La fragilità, il bisogno di comunicare del malato di cancro va al di là dei numeri che, comunque sia, sono molto soddisfacenti, e di gran lunga, anche rispetto ad altri servizi simili come quello di Galatina. La chiusura, dunque, appare inspiegabile alla luce delle 3900 prestazioni effettuate nel 2009 contro le 1600 dell'altro centro. In passato i direttori generali che si sono avvicendati al comando si sono complimentati più volte con il responsabile medico ma tutto ciò non è servito a nulla.
Nemmeno una recente controproposta formulata dallo stesso Santacroce, da Dario Muci che è il primario di Medicina, dal direttore sanitario dell'ospedale Luigi Cosentino e col sostegno di chirurghi, urologi, ginecologi, internisti di Copertino è servita a nulla.

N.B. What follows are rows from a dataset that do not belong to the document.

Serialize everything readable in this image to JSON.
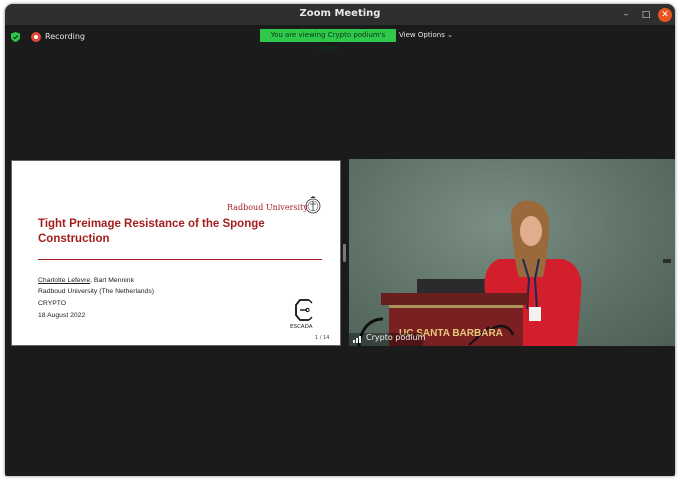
{
  "window": {
    "title": "Zoom Meeting",
    "minimize_glyph": "–",
    "maximize_glyph": "□",
    "close_glyph": "✕"
  },
  "toolbar": {
    "security_icon": "shield-icon",
    "recording_label": "Recording",
    "viewing_banner": "You are viewing Crypto podium's screen",
    "view_options_label": "View Options ⌄"
  },
  "slide": {
    "university": "Radboud University",
    "title": "Tight Preimage Resistance of the Sponge Construction",
    "author_underlined": "Charlotte Lefevre",
    "author_rest": ", Bart Mennink",
    "affiliation": "Radboud University (The Netherlands)",
    "venue": "CRYPTO",
    "date": "18 August 2022",
    "logo_label": "ESCADA",
    "page_indicator": "1 / 14"
  },
  "video": {
    "participant_name": "Crypto podium",
    "podium_text": "UC SANTA BARBARA"
  },
  "colors": {
    "accent_red": "#a31f1f",
    "banner_green": "#2ec84b",
    "close_orange": "#e95420",
    "shirt_red": "#d21f2b"
  }
}
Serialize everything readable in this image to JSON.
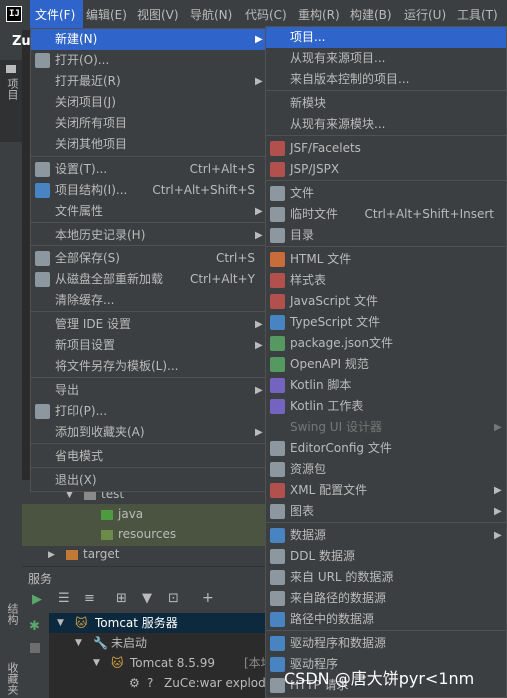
{
  "menubar": {
    "items": [
      "文件(F)",
      "编辑(E)",
      "视图(V)",
      "导航(N)",
      "代码(C)",
      "重构(R)",
      "构建(B)",
      "运行(U)",
      "工具(T)"
    ]
  },
  "left_strip": {
    "project_tab": "项目",
    "structure_tab": "结构",
    "favorites_tab": "收藏夹"
  },
  "project_name_fragment": "Zu",
  "project_tree": [
    {
      "label": "test"
    },
    {
      "label": "java"
    },
    {
      "label": "resources"
    },
    {
      "label": "target"
    }
  ],
  "services": {
    "title": "服务",
    "rows": [
      {
        "label": "Tomcat 服务器"
      },
      {
        "label": "未启动"
      },
      {
        "label": "Tomcat 8.5.99",
        "suffix": "[本地]"
      },
      {
        "label": "ZuCe:war explode"
      }
    ]
  },
  "file_menu": [
    {
      "label": "新建(N)",
      "arrow": true,
      "active": true
    },
    {
      "label": "打开(O)...",
      "icon": "folder-open-icon"
    },
    {
      "label": "打开最近(R)",
      "arrow": true
    },
    {
      "label": "关闭项目(J)"
    },
    {
      "label": "关闭所有项目"
    },
    {
      "label": "关闭其他项目"
    },
    {
      "label": "设置(T)...",
      "icon": "wrench-icon",
      "shortcut": "Ctrl+Alt+S"
    },
    {
      "label": "项目结构(I)...",
      "icon": "project-structure-icon",
      "shortcut": "Ctrl+Alt+Shift+S"
    },
    {
      "label": "文件属性",
      "arrow": true
    },
    {
      "label": "本地历史记录(H)",
      "arrow": true
    },
    {
      "label": "全部保存(S)",
      "icon": "save-icon",
      "shortcut": "Ctrl+S"
    },
    {
      "label": "从磁盘全部重新加载",
      "icon": "reload-icon",
      "shortcut": "Ctrl+Alt+Y"
    },
    {
      "label": "清除缓存..."
    },
    {
      "label": "管理 IDE 设置",
      "arrow": true
    },
    {
      "label": "新项目设置",
      "arrow": true
    },
    {
      "label": "将文件另存为模板(L)..."
    },
    {
      "label": "导出",
      "arrow": true
    },
    {
      "label": "打印(P)...",
      "icon": "print-icon"
    },
    {
      "label": "添加到收藏夹(A)",
      "arrow": true
    },
    {
      "label": "省电模式"
    },
    {
      "label": "退出(X)"
    }
  ],
  "new_submenu": [
    {
      "label": "项目...",
      "active": true
    },
    {
      "label": "从现有来源项目..."
    },
    {
      "label": "来自版本控制的项目..."
    },
    {
      "label": "新模块"
    },
    {
      "label": "从现有来源模块..."
    },
    {
      "label": "JSF/Facelets",
      "icon": "jsf-icon"
    },
    {
      "label": "JSP/JSPX",
      "icon": "jsp-icon"
    },
    {
      "label": "文件",
      "icon": "file-icon"
    },
    {
      "label": "临时文件",
      "icon": "scratch-file-icon",
      "shortcut": "Ctrl+Alt+Shift+Insert"
    },
    {
      "label": "目录",
      "icon": "folder-icon"
    },
    {
      "label": "HTML 文件",
      "icon": "html-icon"
    },
    {
      "label": "样式表",
      "icon": "css-icon"
    },
    {
      "label": "JavaScript 文件",
      "icon": "js-icon"
    },
    {
      "label": "TypeScript 文件",
      "icon": "ts-icon"
    },
    {
      "label": "package.json文件",
      "icon": "npm-icon"
    },
    {
      "label": "OpenAPI 规范",
      "icon": "openapi-icon"
    },
    {
      "label": "Kotlin 脚本",
      "icon": "kotlin-icon"
    },
    {
      "label": "Kotlin 工作表",
      "icon": "kotlin-worksheet-icon"
    },
    {
      "label": "Swing UI 设计器",
      "arrow": true,
      "disabled": true
    },
    {
      "label": "EditorConfig 文件",
      "icon": "gear-icon"
    },
    {
      "label": "资源包",
      "icon": "resource-bundle-icon"
    },
    {
      "label": "XML 配置文件",
      "icon": "xml-icon",
      "arrow": true
    },
    {
      "label": "图表",
      "icon": "diagram-icon",
      "arrow": true
    },
    {
      "label": "数据源",
      "icon": "datasource-icon",
      "arrow": true
    },
    {
      "label": "DDL 数据源",
      "icon": "ddl-icon"
    },
    {
      "label": "来自 URL 的数据源",
      "icon": "url-datasource-icon"
    },
    {
      "label": "来自路径的数据源",
      "icon": "path-datasource-icon"
    },
    {
      "label": "路径中的数据源",
      "icon": "db-in-path-icon"
    },
    {
      "label": "驱动程序和数据源",
      "icon": "driver-datasource-icon"
    },
    {
      "label": "驱动程序",
      "icon": "driver-icon"
    },
    {
      "label": "HTTP 请求",
      "icon": "http-icon"
    }
  ],
  "watermark": "CSDN @唐大饼pyr<1nm",
  "colors": {
    "accent": "#2f65ca",
    "menu_bg": "#3c3f41",
    "text": "#bbbbbb"
  }
}
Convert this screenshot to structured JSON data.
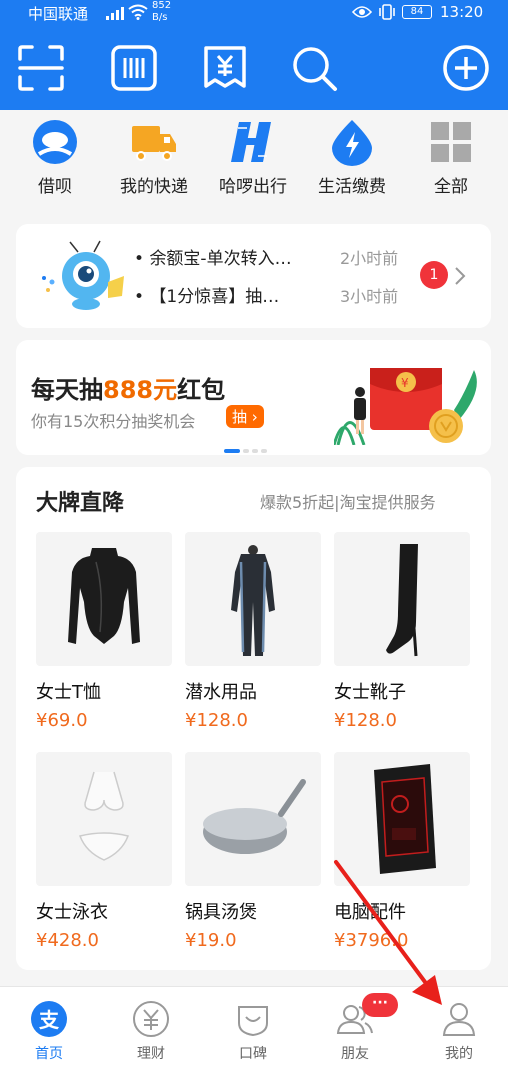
{
  "status_bar": {
    "carrier": "中国联通",
    "signal_type": "4G",
    "net_speed": "852",
    "net_speed_unit": "B/s",
    "battery": "84",
    "time": "13:20"
  },
  "toolbar": {
    "icons": [
      "scan-icon",
      "pay-code-icon",
      "collect-money-icon",
      "search-icon",
      "add-icon"
    ]
  },
  "quick_apps": [
    {
      "label": "借呗",
      "icon": "jiebei-icon"
    },
    {
      "label": "我的快递",
      "icon": "delivery-truck-icon"
    },
    {
      "label": "哈啰出行",
      "icon": "hellobike-icon"
    },
    {
      "label": "生活缴费",
      "icon": "utility-payment-icon"
    },
    {
      "label": "全部",
      "icon": "all-grid-icon"
    }
  ],
  "notifications": {
    "items": [
      {
        "text": "余额宝-单次转入…",
        "time": "2小时前"
      },
      {
        "text": "【1分惊喜】抽…",
        "time": "3小时前"
      }
    ],
    "badge": "1"
  },
  "lottery": {
    "title_prefix": "每天抽",
    "title_highlight": "888元",
    "title_suffix": "红包",
    "subtitle": "你有15次积分抽奖机会",
    "button": "抽"
  },
  "brand": {
    "title": "大牌直降",
    "subtitle": "爆款5折起|淘宝提供服务",
    "products": [
      {
        "name": "女士T恤",
        "price": "¥69.0"
      },
      {
        "name": "潜水用品",
        "price": "¥128.0"
      },
      {
        "name": "女士靴子",
        "price": "¥128.0"
      },
      {
        "name": "女士泳衣",
        "price": "¥428.0"
      },
      {
        "name": "锅具汤煲",
        "price": "¥19.0"
      },
      {
        "name": "电脑配件",
        "price": "¥3796.0"
      }
    ]
  },
  "tabs": [
    {
      "label": "首页",
      "active": true
    },
    {
      "label": "理财"
    },
    {
      "label": "口碑"
    },
    {
      "label": "朋友",
      "badge": "···"
    },
    {
      "label": "我的"
    }
  ],
  "colors": {
    "brand_blue": "#1d7cf2",
    "price_orange": "#f06a1e",
    "badge_red": "#f0333a",
    "annotation_red": "#e8201b"
  }
}
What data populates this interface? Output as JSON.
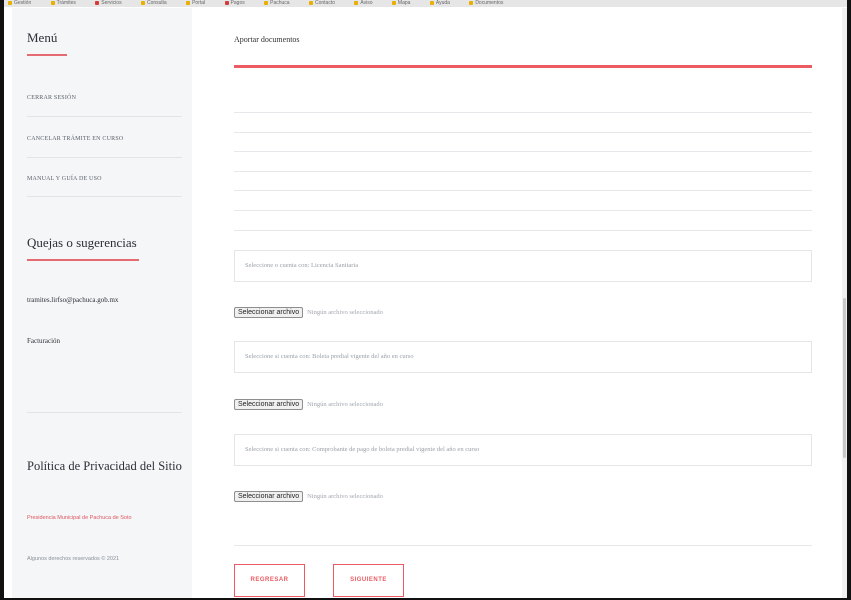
{
  "bookmarks": [
    "Gestión",
    "Trámites",
    "Servicios",
    "Consulta",
    "Portal",
    "Pagos",
    "Pachuca",
    "Contacto",
    "Aviso",
    "Mapa",
    "Ayuda",
    "Documentos"
  ],
  "sidebar": {
    "menu_title": "Menú",
    "menu_items": [
      "CERRAR SESIÓN",
      "CANCELAR TRÁMITE EN CURSO",
      "MANUAL Y GUÍA DE USO"
    ],
    "quejas_title": "Quejas o sugerencias",
    "email": "tramites.lirfso@pachuca.gob.mx",
    "facturacion": "Facturación",
    "privacy_title": "Política de Privacidad del Sitio",
    "privacy_link": "Presidencia Municipal de Pachuca de Soto",
    "rights": "Algunos derechos reservados © 2021"
  },
  "main": {
    "section_title": "Aportar documentos",
    "inputs": [
      {
        "placeholder": "Seleccione o cuenta con: Licencia Sanitaria"
      },
      {
        "placeholder": "Seleccione si cuenta con: Boleta predial vigente del año en curso"
      },
      {
        "placeholder": "Seleccione si cuenta con: Comprobante de pago de boleta predial vigente del año en curso"
      }
    ],
    "file_button": "Seleccionar archivo",
    "file_status": "Ningún archivo seleccionado",
    "btn_back": "REGRESAR",
    "btn_next": "SIGUIENTE"
  },
  "colors": {
    "accent": "#ec5a62",
    "sidebar_bg": "#f4f6f8"
  }
}
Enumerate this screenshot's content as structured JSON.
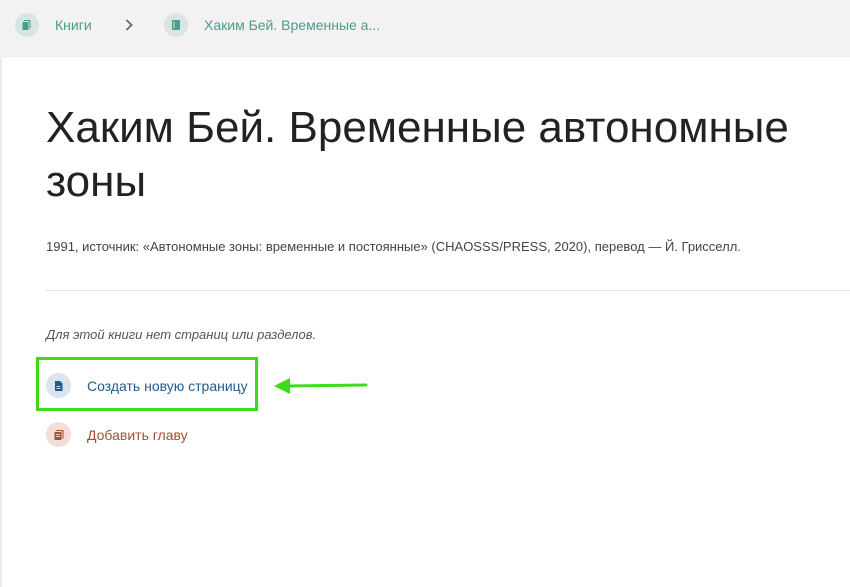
{
  "breadcrumb": {
    "books_label": "Книги",
    "book_label": "Хаким Бей. Временные а...",
    "books_icon": "books-icon",
    "book_icon": "book-icon",
    "separator_icon": "chevron-right-icon"
  },
  "book": {
    "title": "Хаким Бей. Временные автономные зоны",
    "description": "1991, источник: «Автономные зоны: временные и постоянные» (CHAOSSS/PRESS, 2020), перевод — Й. Грисселл.",
    "empty_note": "Для этой книги нет страниц или разделов."
  },
  "actions": {
    "create_page_label": "Создать новую страницу",
    "create_page_icon": "page-icon",
    "add_chapter_label": "Добавить главу",
    "add_chapter_icon": "chapter-icon"
  },
  "annotation": {
    "highlight_color": "#3ddc1a",
    "arrow_icon": "arrow-left-icon"
  },
  "colors": {
    "breadcrumb_link": "#4d9b8b",
    "page_action": "#1f5b8f",
    "chapter_action": "#a0522d"
  }
}
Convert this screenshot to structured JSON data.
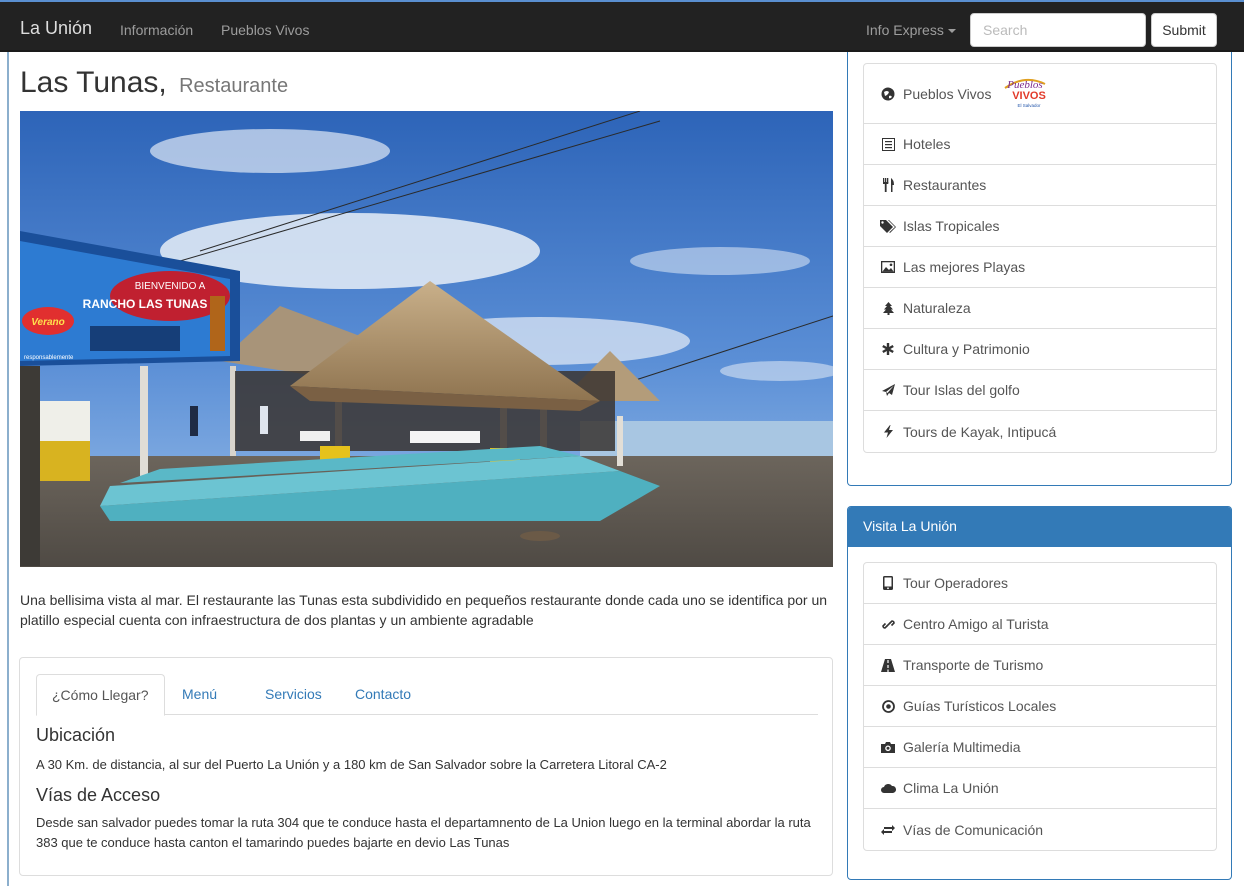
{
  "navbar": {
    "brand": "La Unión",
    "links": [
      "Información",
      "Pueblos Vivos"
    ],
    "dropdown_label": "Info Express",
    "search_placeholder": "Search",
    "submit_label": "Submit"
  },
  "page": {
    "title": "Las Tunas,",
    "subtitle": "Restaurante",
    "description": "Una bellisima vista al mar. El restaurante las Tunas esta subdividido en pequeños restaurante donde cada uno se identifica por un platillo especial cuenta con infraestructura de dos plantas y un ambiente agradable"
  },
  "photo": {
    "sign_line1": "BIENVENIDO A",
    "sign_line2": "RANCHO LAS TUNAS",
    "sign_brand": "Verano",
    "sign_note": "responsablemente"
  },
  "tabs": {
    "items": [
      "¿Cómo Llegar?",
      "Menú",
      "Servicios",
      "Contacto"
    ],
    "active_index": 0
  },
  "content": {
    "ubicacion_title": "Ubicación",
    "ubicacion_text": "A 30 Km. de distancia, al sur del Puerto La Unión y a 180 km de San Salvador sobre la Carretera Litoral CA-2",
    "vias_title": "Vías de Acceso",
    "vias_text": "Desde san salvador puedes tomar la ruta 304 que te conduce hasta el departamnento de La Union luego en la terminal abordar la ruta 383 que te conduce hasta canton el tamarindo puedes bajarte en devio Las Tunas"
  },
  "sidebar1": {
    "items": [
      {
        "label": "Pueblos Vivos",
        "icon": "globe-icon"
      },
      {
        "label": "Hoteles",
        "icon": "list-alt-icon"
      },
      {
        "label": "Restaurantes",
        "icon": "cutlery-icon"
      },
      {
        "label": "Islas Tropicales",
        "icon": "tags-icon"
      },
      {
        "label": "Las mejores Playas",
        "icon": "picture-icon"
      },
      {
        "label": "Naturaleza",
        "icon": "tree-icon"
      },
      {
        "label": "Cultura y Patrimonio",
        "icon": "asterisk-icon"
      },
      {
        "label": "Tour Islas del golfo",
        "icon": "send-icon"
      },
      {
        "label": "Tours de Kayak, Intipucá",
        "icon": "flash-icon"
      }
    ],
    "logo_text_1": "Pueblos",
    "logo_text_2": "VIVOS",
    "logo_text_3": "El Salvador"
  },
  "sidebar2": {
    "heading": "Visita La Unión",
    "items": [
      {
        "label": "Tour Operadores",
        "icon": "phone-icon"
      },
      {
        "label": "Centro Amigo al Turista",
        "icon": "link-icon"
      },
      {
        "label": "Transporte de Turismo",
        "icon": "road-icon"
      },
      {
        "label": "Guías Turísticos Locales",
        "icon": "record-icon"
      },
      {
        "label": "Galería Multimedia",
        "icon": "camera-icon"
      },
      {
        "label": "Clima La Unión",
        "icon": "cloud-icon"
      },
      {
        "label": "Vías de Comunicación",
        "icon": "transfer-icon"
      }
    ]
  },
  "colors": {
    "navbar_bg": "#222222",
    "link_blue": "#337ab7",
    "panel_heading": "#337ab7"
  }
}
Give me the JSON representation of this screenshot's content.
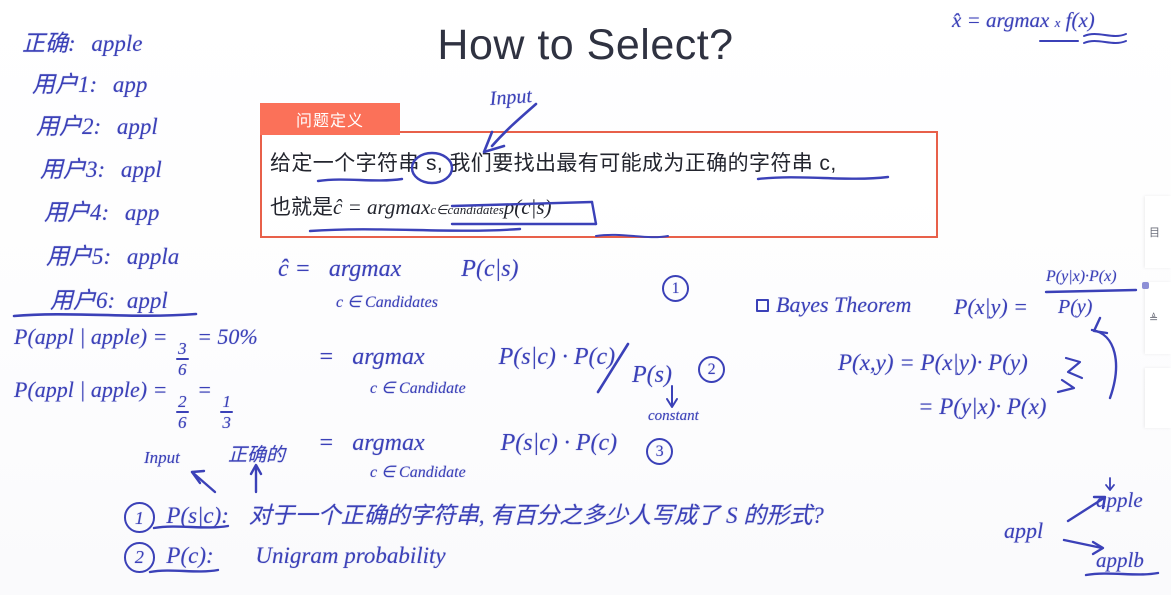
{
  "slide": {
    "title": "How to Select?",
    "definition": {
      "tag_label": "问题定义",
      "line1": "给定一个字符串 s, 我们要找出最有可能成为正确的字符串 c,",
      "line2_prefix": "也就是",
      "line2_formula_head": "ĉ = argmax",
      "line2_formula_sub": "c∈candidates",
      "line2_formula_tail": "p(c|s)",
      "tag_color": "#fb7159",
      "border_color": "#e8604a"
    }
  },
  "annotations": {
    "ink_color": "#3b41b8",
    "top_right_formula": {
      "head": "x̂ = argmax",
      "sub": "x",
      "tail": "f(x)"
    },
    "input_callout": "Input",
    "user_list": [
      {
        "label": "正确:",
        "value": "apple"
      },
      {
        "label": "用户1:",
        "value": "app"
      },
      {
        "label": "用户2:",
        "value": "appl"
      },
      {
        "label": "用户3:",
        "value": "appl"
      },
      {
        "label": "用户4:",
        "value": "app"
      },
      {
        "label": "用户5:",
        "value": "appla"
      },
      {
        "label": "用户6:",
        "value": "appl"
      }
    ],
    "probabilities": [
      {
        "expr": "P(appl | apple) =",
        "num": "3",
        "den": "6",
        "result": "= 50%"
      },
      {
        "expr": "P(appl | apple) =",
        "num": "2",
        "den": "6",
        "result_num": "1",
        "result_den": "3"
      }
    ],
    "derivation": [
      {
        "lhs": "ĉ  =",
        "op": "argmax",
        "cond": "c ∈ Candidates",
        "rhs": "P(c|s)",
        "marker": "1"
      },
      {
        "lhs": "=",
        "op": "argmax",
        "cond": "c ∈ Candidate",
        "rhs": "P(s|c) · P(c)",
        "denominator": "P(s)",
        "marker": "2",
        "note": "constant"
      },
      {
        "lhs": "=",
        "op": "argmax",
        "cond": "c ∈ Candidate",
        "rhs": "P(s|c) · P(c)",
        "marker": "3"
      }
    ],
    "arrow_labels": {
      "input": "Input",
      "correct": "正确的"
    },
    "bayes": {
      "heading": "Bayes Theorem",
      "formula_lhs": "P(x|y) =",
      "formula_num": "P(y|x)·P(x)",
      "formula_den": "P(y)",
      "joint1": "P(x,y) = P(x|y)· P(y)",
      "joint2": "= P(y|x)· P(x)"
    },
    "bottom_notes": [
      {
        "marker": "1",
        "term": "P(s|c):",
        "text": "对于一个正确的字符串, 有百分之多少人写成了 S 的形式?"
      },
      {
        "marker": "2",
        "term": "P(c):",
        "text": "Unigram probability"
      }
    ],
    "candidate_map": {
      "source": "appl",
      "targets": [
        "apple",
        "applb"
      ]
    }
  },
  "edge_panels": [
    {
      "glyph": "目"
    },
    {
      "glyph": "≜"
    },
    {
      "glyph": ""
    }
  ]
}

Nessun ascolto, nessuna risposta.
I medici osservano che il principio di “rete”, così come lo prevede il piano di riordino, non viene rispettato se c'è solo l'ordito e non la trama: due ospedali soltanto, Lecce e Gallipoli, non possono rappresentare una rete ma solo due rette.
Questo non ha comunque interessato i manager della sanità e nemmeno i dati di Nardò: 265 pazienti in chemioterapia a Nardò e altrettanti che hanno terminato i cicli e sono sotto stretto controllo da parte dei responsabili del centro e che vengono seguiti quotidianamente nella programmazione dell'iter che prevede altri accertamenti.
La risposta dei manager è stata lapidaria: dopo soli tre anni di attività e tanta risposta dal territorio, che non comprende solo Nardò ma tanti paesi vicini, bisogna chiudere tutto.